Gan Shan Station pumps out Asian flavor

By Katelynn Watkins – kwatkins@unca.edu – Staff Writer | April 8, 2015 |

Gas stations are easy to spot. They’re located on busy highways or street corners and have customer parking spaces, which is partially why Patrick O’Cain, owner and co-chef at Gan Shan Station, chose an old fill-up station on Charlotte Street as the location for his restaurant.

“I grew up here,” O’Cain said. “This was the gas station we always went to as kids.”

The station has stood since the 1940s, O’Cain said, owned and operated locally before being taken over by Shell Oil Company. Since then, it’s been sort of lost in the hustle and bustle of north Asheville traffic.

Until now.

Around November 2013, the idea for Gan Shan Station started becoming a reality. O’Cain said he went to A-B Tech for its culinary programs before working at various restaurants in the area, including Cúrate. After working with some kitchens in Charleston and eyeing the old station for an extension of those restaurants, he was finally ready to make it his own.

“I’ve always enjoyed making and eating Asian food,” O’Cain said. “After my uncle gave my parents a Szechuan cookbook when I was a kid, I started working with it and really enjoyed myself.”

The current menu includes specialties like squid salad and mapo tofu, a traditional Chinese dish including tofu and chili oils, that O’Cain said has always been one of his favorites. Dishes change with the seasons, he said, so as the weather gets warmer the menu will move toward more Thai items and offerings from tropical areas of Asia.

The open kitchen allows customers dining inside to watch as their food is prepared and cooked, and random elements of the décor include reminders of the building’s former purpose, such as the outline of a track or the overhang out front.

Two newcomers to the restaurant since its late 2014 opening, Jill and Rabon Bissett were excited to see a new place coming to their neighborhood but had not made it to check it out until Thursday evening.

Passing up on one of the Asian imported brews, the sisters moved to appetizers.

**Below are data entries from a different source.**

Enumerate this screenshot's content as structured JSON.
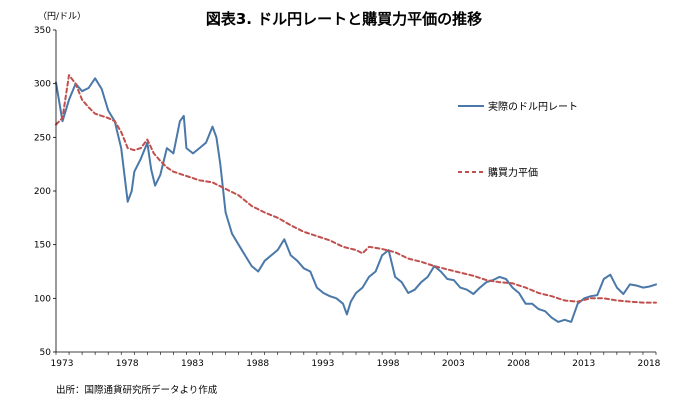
{
  "chart_data": {
    "type": "line",
    "title": "図表3. ドル円レートと購買力平価の推移",
    "ylabel": "（円/ドル）",
    "xlabel": "",
    "source": "出所：国際通貨研究所データより作成",
    "ylim": [
      50,
      350
    ],
    "yticks": [
      50,
      100,
      150,
      200,
      250,
      300,
      350
    ],
    "xlim": [
      1973,
      2019.0
    ],
    "xticks": [
      1973,
      1978,
      1983,
      1988,
      1993,
      1998,
      2003,
      2008,
      2013,
      2018
    ],
    "legend_position": "right",
    "series": [
      {
        "name": "実際のドル円レート",
        "style": "solid",
        "color": "#4a78a8",
        "x": [
          1973.0,
          1973.5,
          1974.0,
          1974.5,
          1975.0,
          1975.5,
          1976.0,
          1976.5,
          1977.0,
          1977.5,
          1978.0,
          1978.5,
          1978.8,
          1979.0,
          1979.5,
          1980.0,
          1980.3,
          1980.6,
          1981.0,
          1981.5,
          1982.0,
          1982.5,
          1982.8,
          1983.0,
          1983.5,
          1984.0,
          1984.5,
          1985.0,
          1985.3,
          1985.6,
          1986.0,
          1986.5,
          1987.0,
          1987.5,
          1988.0,
          1988.5,
          1989.0,
          1989.5,
          1990.0,
          1990.5,
          1991.0,
          1991.5,
          1992.0,
          1992.5,
          1993.0,
          1993.5,
          1994.0,
          1994.5,
          1995.0,
          1995.3,
          1995.6,
          1996.0,
          1996.5,
          1997.0,
          1997.5,
          1998.0,
          1998.5,
          1999.0,
          1999.5,
          2000.0,
          2000.5,
          2001.0,
          2001.5,
          2002.0,
          2002.5,
          2003.0,
          2003.5,
          2004.0,
          2004.5,
          2005.0,
          2005.5,
          2006.0,
          2006.5,
          2007.0,
          2007.5,
          2008.0,
          2008.5,
          2009.0,
          2009.5,
          2010.0,
          2010.5,
          2011.0,
          2011.5,
          2012.0,
          2012.5,
          2013.0,
          2013.5,
          2014.0,
          2014.5,
          2015.0,
          2015.5,
          2016.0,
          2016.5,
          2017.0,
          2017.5,
          2018.0,
          2018.5,
          2019.0
        ],
        "values": [
          301,
          265,
          285,
          300,
          293,
          296,
          305,
          295,
          275,
          265,
          240,
          190,
          200,
          218,
          230,
          245,
          220,
          205,
          215,
          240,
          235,
          265,
          270,
          240,
          235,
          240,
          245,
          260,
          250,
          225,
          180,
          160,
          150,
          140,
          130,
          125,
          135,
          140,
          145,
          155,
          140,
          135,
          128,
          125,
          110,
          105,
          102,
          100,
          95,
          85,
          97,
          105,
          110,
          120,
          125,
          140,
          145,
          120,
          115,
          105,
          108,
          115,
          120,
          130,
          125,
          118,
          117,
          110,
          108,
          104,
          110,
          115,
          117,
          120,
          118,
          110,
          105,
          95,
          95,
          90,
          88,
          82,
          78,
          80,
          78,
          95,
          100,
          102,
          103,
          118,
          122,
          110,
          104,
          113,
          112,
          110,
          111,
          113
        ]
      },
      {
        "name": "購買力平価",
        "style": "dashed",
        "color": "#c0504d",
        "x": [
          1973.0,
          1973.5,
          1974.0,
          1974.5,
          1975.0,
          1975.5,
          1976.0,
          1976.5,
          1977.0,
          1977.5,
          1978.0,
          1978.5,
          1979.0,
          1979.5,
          1980.0,
          1980.5,
          1981.0,
          1981.5,
          1982.0,
          1983.0,
          1984.0,
          1985.0,
          1986.0,
          1987.0,
          1988.0,
          1989.0,
          1990.0,
          1991.0,
          1992.0,
          1993.0,
          1994.0,
          1995.0,
          1996.0,
          1996.5,
          1997.0,
          1998.0,
          1999.0,
          2000.0,
          2001.0,
          2002.0,
          2003.0,
          2004.0,
          2005.0,
          2006.0,
          2007.0,
          2008.0,
          2009.0,
          2010.0,
          2011.0,
          2012.0,
          2013.0,
          2014.0,
          2015.0,
          2016.0,
          2017.0,
          2018.0,
          2019.0
        ],
        "values": [
          262,
          268,
          308,
          300,
          285,
          278,
          272,
          270,
          268,
          265,
          255,
          240,
          238,
          240,
          248,
          235,
          228,
          222,
          218,
          214,
          210,
          208,
          202,
          196,
          186,
          180,
          175,
          168,
          162,
          158,
          154,
          148,
          145,
          142,
          148,
          146,
          143,
          137,
          134,
          130,
          127,
          124,
          121,
          117,
          115,
          114,
          110,
          105,
          102,
          98,
          97,
          100,
          100,
          98,
          97,
          96,
          96
        ]
      }
    ]
  }
}
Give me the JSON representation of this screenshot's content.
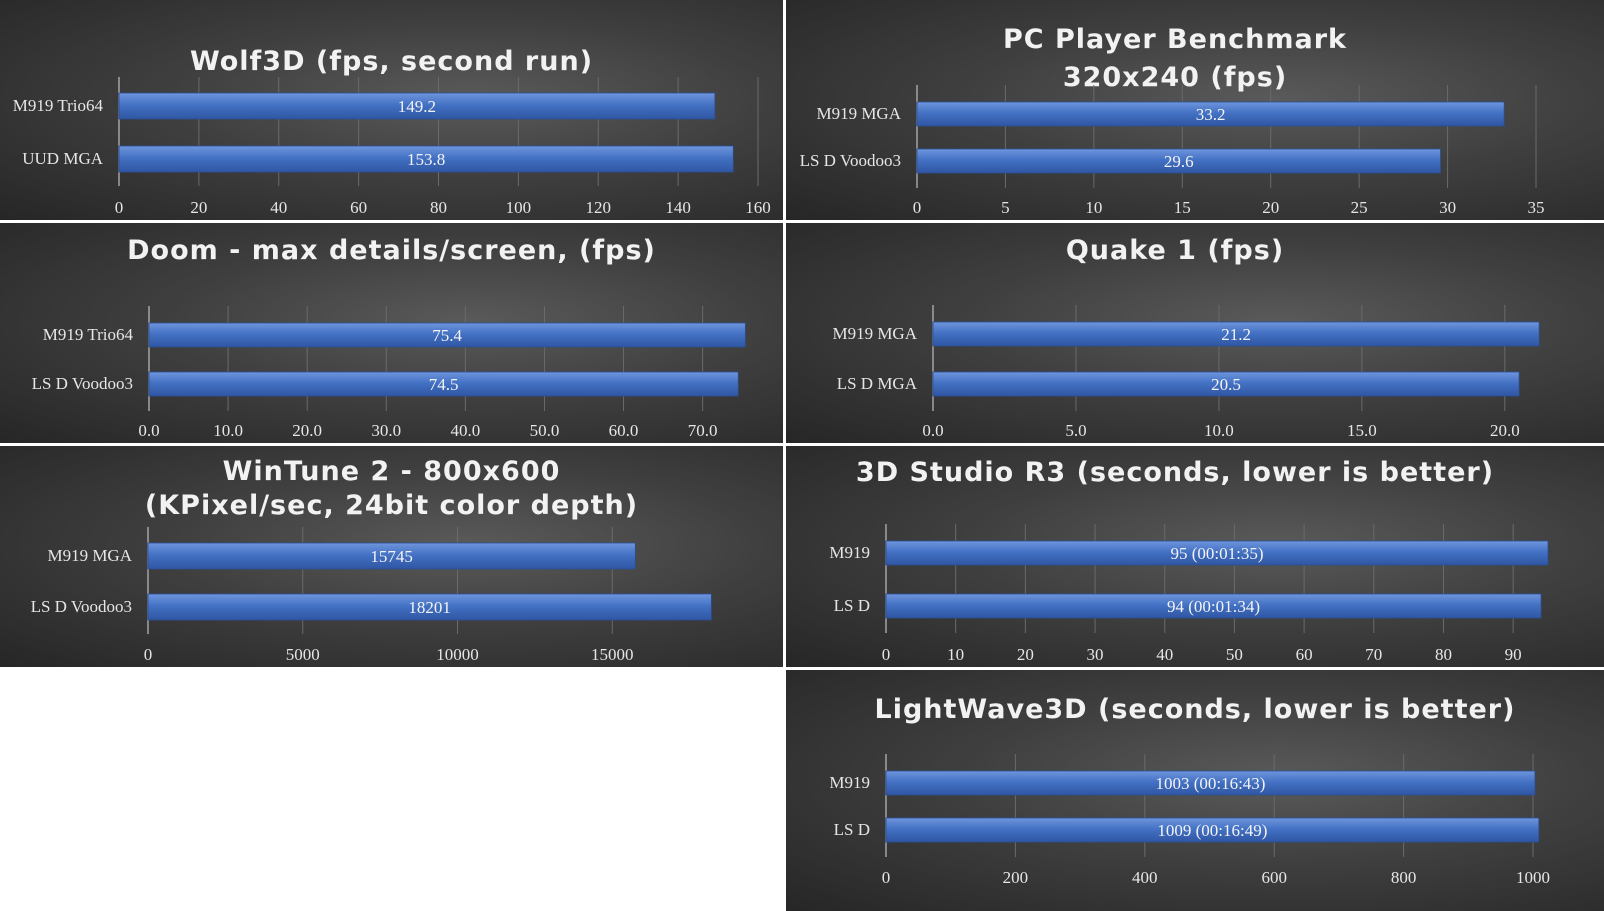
{
  "chart_data": [
    {
      "type": "bar",
      "orientation": "horizontal",
      "title": [
        "Wolf3D (fps, second run)"
      ],
      "categories": [
        "M919 Trio64",
        "UUD MGA"
      ],
      "values": [
        149.2,
        153.8
      ],
      "data_labels": [
        "149.2",
        "153.8"
      ],
      "xlim": [
        0,
        160
      ],
      "ticks": [
        0,
        20,
        40,
        60,
        80,
        100,
        120,
        140,
        160
      ],
      "tick_labels": [
        "0",
        "20",
        "40",
        "60",
        "80",
        "100",
        "120",
        "140",
        "160"
      ],
      "grid": true,
      "bar_color": "#4472c4"
    },
    {
      "type": "bar",
      "orientation": "horizontal",
      "title": [
        "PC Player Benchmark",
        "320x240 (fps)"
      ],
      "categories": [
        "M919 MGA",
        "LS D Voodoo3"
      ],
      "values": [
        33.2,
        29.6
      ],
      "data_labels": [
        "33.2",
        "29.6"
      ],
      "xlim": [
        0,
        35
      ],
      "ticks": [
        0,
        5,
        10,
        15,
        20,
        25,
        30,
        35
      ],
      "tick_labels": [
        "0",
        "5",
        "10",
        "15",
        "20",
        "25",
        "30",
        "35"
      ],
      "grid": true,
      "bar_color": "#4472c4"
    },
    {
      "type": "bar",
      "orientation": "horizontal",
      "title": [
        "Doom - max details/screen, (fps)"
      ],
      "categories": [
        "M919 Trio64",
        "LS D Voodoo3"
      ],
      "values": [
        75.4,
        74.5
      ],
      "data_labels": [
        "75.4",
        "74.5"
      ],
      "xlim": [
        0,
        77
      ],
      "ticks": [
        0,
        10,
        20,
        30,
        40,
        50,
        60,
        70
      ],
      "tick_labels": [
        "0.0",
        "10.0",
        "20.0",
        "30.0",
        "40.0",
        "50.0",
        "60.0",
        "70.0"
      ],
      "grid": true,
      "bar_color": "#4472c4"
    },
    {
      "type": "bar",
      "orientation": "horizontal",
      "title": [
        "Quake 1 (fps)"
      ],
      "categories": [
        "M919 MGA",
        "LS D MGA"
      ],
      "values": [
        21.2,
        20.5
      ],
      "data_labels": [
        "21.2",
        "20.5"
      ],
      "xlim": [
        0,
        22
      ],
      "ticks": [
        0,
        5,
        10,
        15,
        20
      ],
      "tick_labels": [
        "0.0",
        "5.0",
        "10.0",
        "15.0",
        "20.0"
      ],
      "grid": true,
      "bar_color": "#4472c4"
    },
    {
      "type": "bar",
      "orientation": "horizontal",
      "title": [
        "WinTune 2 - 800x600",
        "(KPixel/sec, 24bit color depth)"
      ],
      "categories": [
        "M919 MGA",
        "LS D Voodoo3"
      ],
      "values": [
        15745,
        18201
      ],
      "data_labels": [
        "15745",
        "18201"
      ],
      "xlim": [
        0,
        20000
      ],
      "ticks": [
        0,
        5000,
        10000,
        15000
      ],
      "tick_labels": [
        "0",
        "5000",
        "10000",
        "15000"
      ],
      "grid": true,
      "bar_color": "#4472c4"
    },
    {
      "type": "bar",
      "orientation": "horizontal",
      "title": [
        "3D Studio R3 (seconds, lower is better)"
      ],
      "categories": [
        "M919",
        "LS D"
      ],
      "values": [
        95,
        94
      ],
      "data_labels": [
        "95 (00:01:35)",
        "94 (00:01:34)"
      ],
      "xlim": [
        0,
        95
      ],
      "ticks": [
        0,
        10,
        20,
        30,
        40,
        50,
        60,
        70,
        80,
        90
      ],
      "tick_labels": [
        "0",
        "10",
        "20",
        "30",
        "40",
        "50",
        "60",
        "70",
        "80",
        "90"
      ],
      "grid": true,
      "bar_color": "#4472c4"
    },
    {
      "type": "bar",
      "orientation": "horizontal",
      "title": [
        "LightWave3D (seconds, lower is better)"
      ],
      "categories": [
        "M919",
        "LS D"
      ],
      "values": [
        1003,
        1009
      ],
      "data_labels": [
        "1003 (00:16:43)",
        "1009 (00:16:49)"
      ],
      "xlim": [
        0,
        1000
      ],
      "ticks": [
        0,
        200,
        400,
        600,
        800,
        1000
      ],
      "tick_labels": [
        "0",
        "200",
        "400",
        "600",
        "800",
        "1000"
      ],
      "grid": true,
      "bar_color": "#4472c4"
    }
  ]
}
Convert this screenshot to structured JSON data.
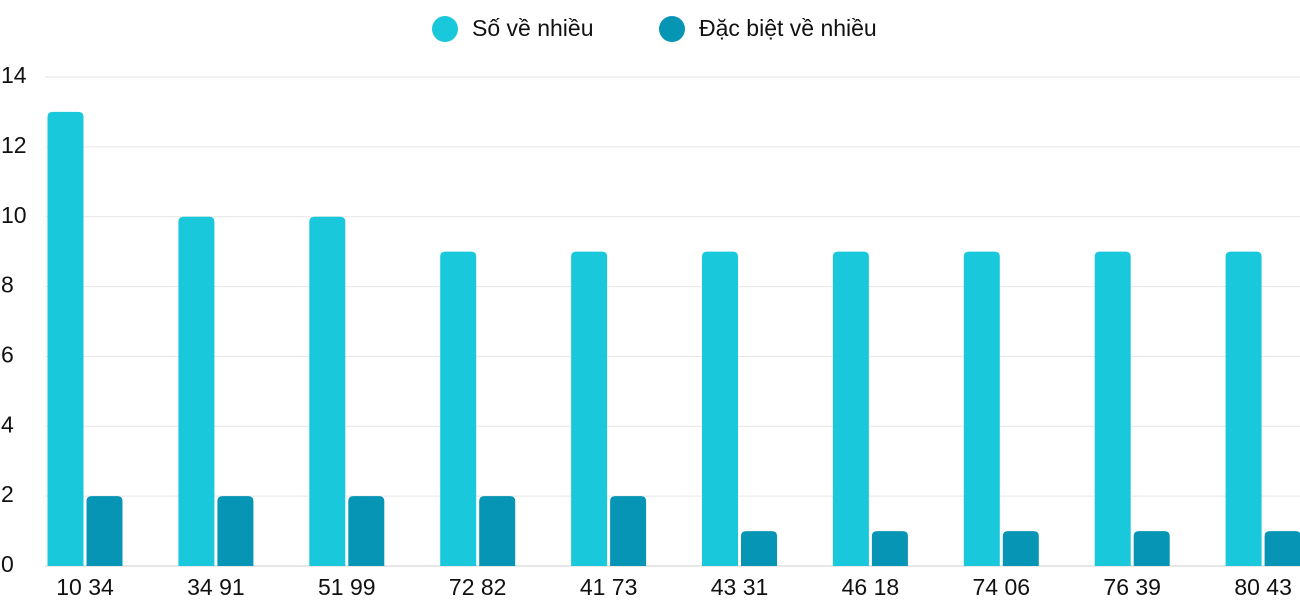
{
  "chart_data": {
    "type": "bar",
    "categories": [
      "10 34",
      "34 91",
      "51 99",
      "72 82",
      "41 73",
      "43 31",
      "46 18",
      "74 06",
      "76 39",
      "80 43"
    ],
    "series": [
      {
        "name": "Số về nhiều",
        "color": "#1ac8db",
        "values": [
          13,
          10,
          10,
          9,
          9,
          9,
          9,
          9,
          9,
          9
        ]
      },
      {
        "name": "Đặc biệt về nhiều",
        "color": "#0795b6",
        "values": [
          2,
          2,
          2,
          2,
          2,
          1,
          1,
          1,
          1,
          1
        ]
      }
    ],
    "ylim": [
      0,
      14
    ],
    "yticks": [
      0,
      2,
      4,
      6,
      8,
      10,
      12,
      14
    ],
    "grid": true,
    "legend": "top"
  }
}
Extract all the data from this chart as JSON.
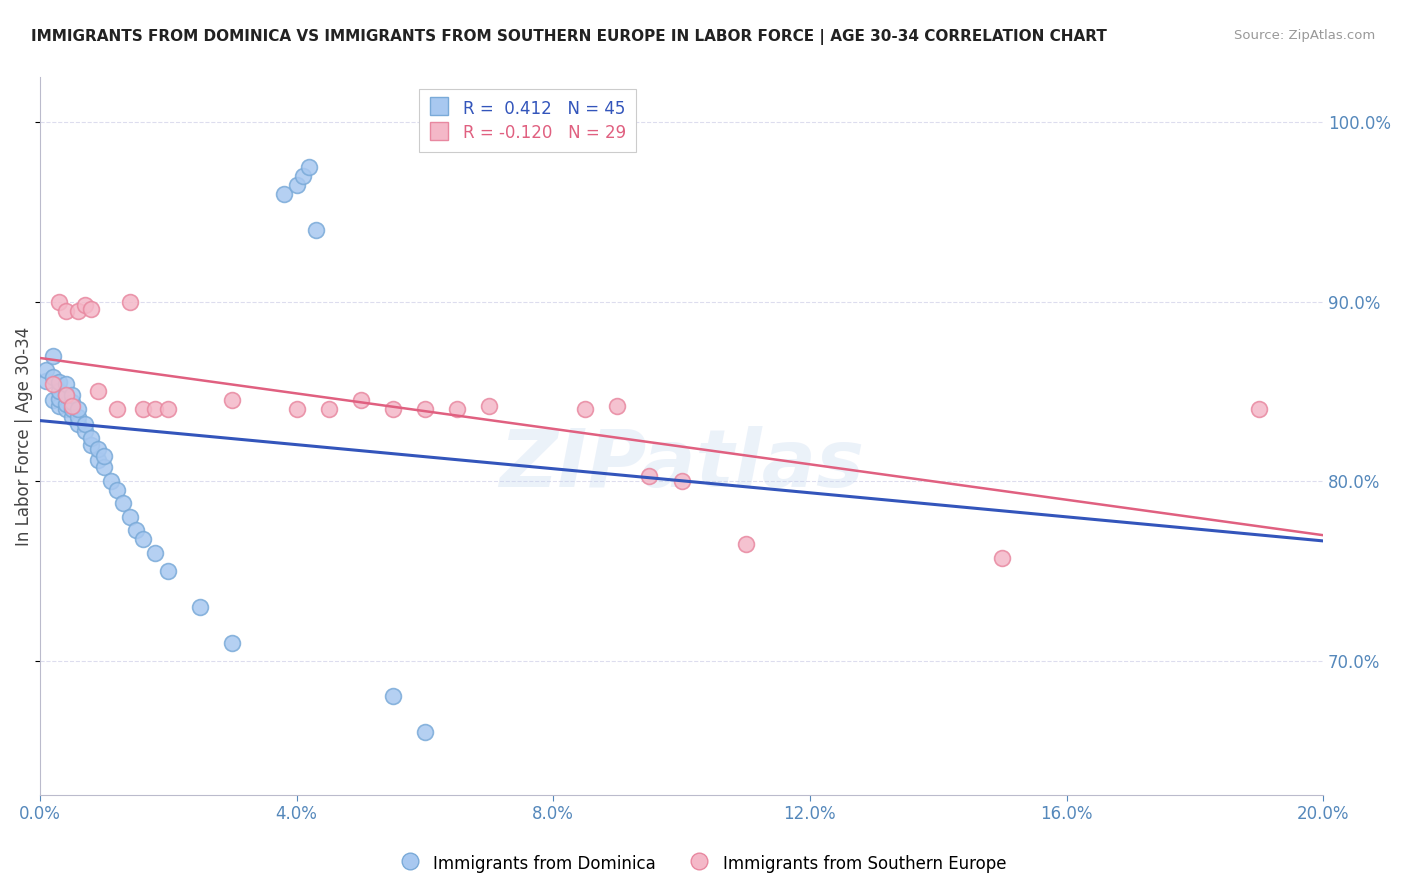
{
  "title": "IMMIGRANTS FROM DOMINICA VS IMMIGRANTS FROM SOUTHERN EUROPE IN LABOR FORCE | AGE 30-34 CORRELATION CHART",
  "source": "Source: ZipAtlas.com",
  "ylabel": "In Labor Force | Age 30-34",
  "r_blue": 0.412,
  "n_blue": 45,
  "r_pink": -0.12,
  "n_pink": 29,
  "blue_label": "Immigrants from Dominica",
  "pink_label": "Immigrants from Southern Europe",
  "xlim": [
    0.0,
    0.2
  ],
  "ylim": [
    0.625,
    1.025
  ],
  "yticks": [
    0.7,
    0.8,
    0.9,
    1.0
  ],
  "xticks": [
    0.0,
    0.04,
    0.08,
    0.12,
    0.16,
    0.2
  ],
  "blue_color": "#a8c8f0",
  "blue_edge_color": "#7aaad8",
  "blue_line_color": "#3355bb",
  "pink_color": "#f4b8c8",
  "pink_edge_color": "#e888a0",
  "pink_line_color": "#e06080",
  "title_color": "#222222",
  "axis_label_color": "#5588bb",
  "grid_color": "#ddddee",
  "watermark": "ZIPatlas",
  "blue_x": [
    0.001,
    0.001,
    0.002,
    0.002,
    0.002,
    0.003,
    0.003,
    0.003,
    0.003,
    0.004,
    0.004,
    0.004,
    0.004,
    0.005,
    0.005,
    0.005,
    0.005,
    0.006,
    0.006,
    0.006,
    0.007,
    0.007,
    0.008,
    0.008,
    0.009,
    0.009,
    0.01,
    0.01,
    0.011,
    0.012,
    0.013,
    0.014,
    0.015,
    0.016,
    0.018,
    0.02,
    0.025,
    0.03,
    0.038,
    0.04,
    0.041,
    0.042,
    0.043,
    0.055,
    0.06
  ],
  "blue_y": [
    0.856,
    0.862,
    0.845,
    0.858,
    0.87,
    0.842,
    0.846,
    0.85,
    0.855,
    0.84,
    0.843,
    0.848,
    0.854,
    0.836,
    0.84,
    0.844,
    0.848,
    0.832,
    0.836,
    0.84,
    0.828,
    0.832,
    0.82,
    0.824,
    0.812,
    0.818,
    0.808,
    0.814,
    0.8,
    0.795,
    0.788,
    0.78,
    0.773,
    0.768,
    0.76,
    0.75,
    0.73,
    0.71,
    0.96,
    0.965,
    0.97,
    0.975,
    0.94,
    0.68,
    0.66
  ],
  "pink_x": [
    0.002,
    0.003,
    0.004,
    0.004,
    0.005,
    0.006,
    0.007,
    0.008,
    0.009,
    0.012,
    0.014,
    0.016,
    0.018,
    0.02,
    0.03,
    0.04,
    0.045,
    0.05,
    0.055,
    0.06,
    0.065,
    0.07,
    0.085,
    0.09,
    0.095,
    0.1,
    0.11,
    0.15,
    0.19
  ],
  "pink_y": [
    0.854,
    0.9,
    0.895,
    0.848,
    0.842,
    0.895,
    0.898,
    0.896,
    0.85,
    0.84,
    0.9,
    0.84,
    0.84,
    0.84,
    0.845,
    0.84,
    0.84,
    0.845,
    0.84,
    0.84,
    0.84,
    0.842,
    0.84,
    0.842,
    0.803,
    0.8,
    0.765,
    0.757,
    0.84
  ]
}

They settled on beef dumplings and tried a bit of the Szechuan ears.

“I love dumplings, but I don’t know about those ears,” Rabon said. “These crunchier ones are pretty good, and I like these mushrooms, the way they’re cooked down and everything.”

The dish is a mixture of fried and poached pieces of pigs’ ears. Mushrooms are also tossed in with the slightly spicy cilantro and garlic flavors.

For the main course, the sisters decide to split the pork ramen, which comes with a whole egg, scallions, bean sprouts and alkaline noodle amidst the sweet pork broth.

“It’s definitely sweeter than I expected,” Jill said, “but still really savory and filling without being too much.”

The restaurant is still on its way, with O’Cain making changes to both the building and the menu. However, he said most of his customers have responded well and become fairly regular diners.

“A lot of the folks who remember when this was a gas station tell me they’re glad someone did something with the place,” he said. “I think that’s why we get more of the older clientele; they’re the locals that remember what it once was.”

As the restaurant becomes more of a familiar sight on Charlotte Street, O’Cain said he hopes more locals will stop by and make it one of their favorite stops off the busy street.

After all, that is what the place was built for.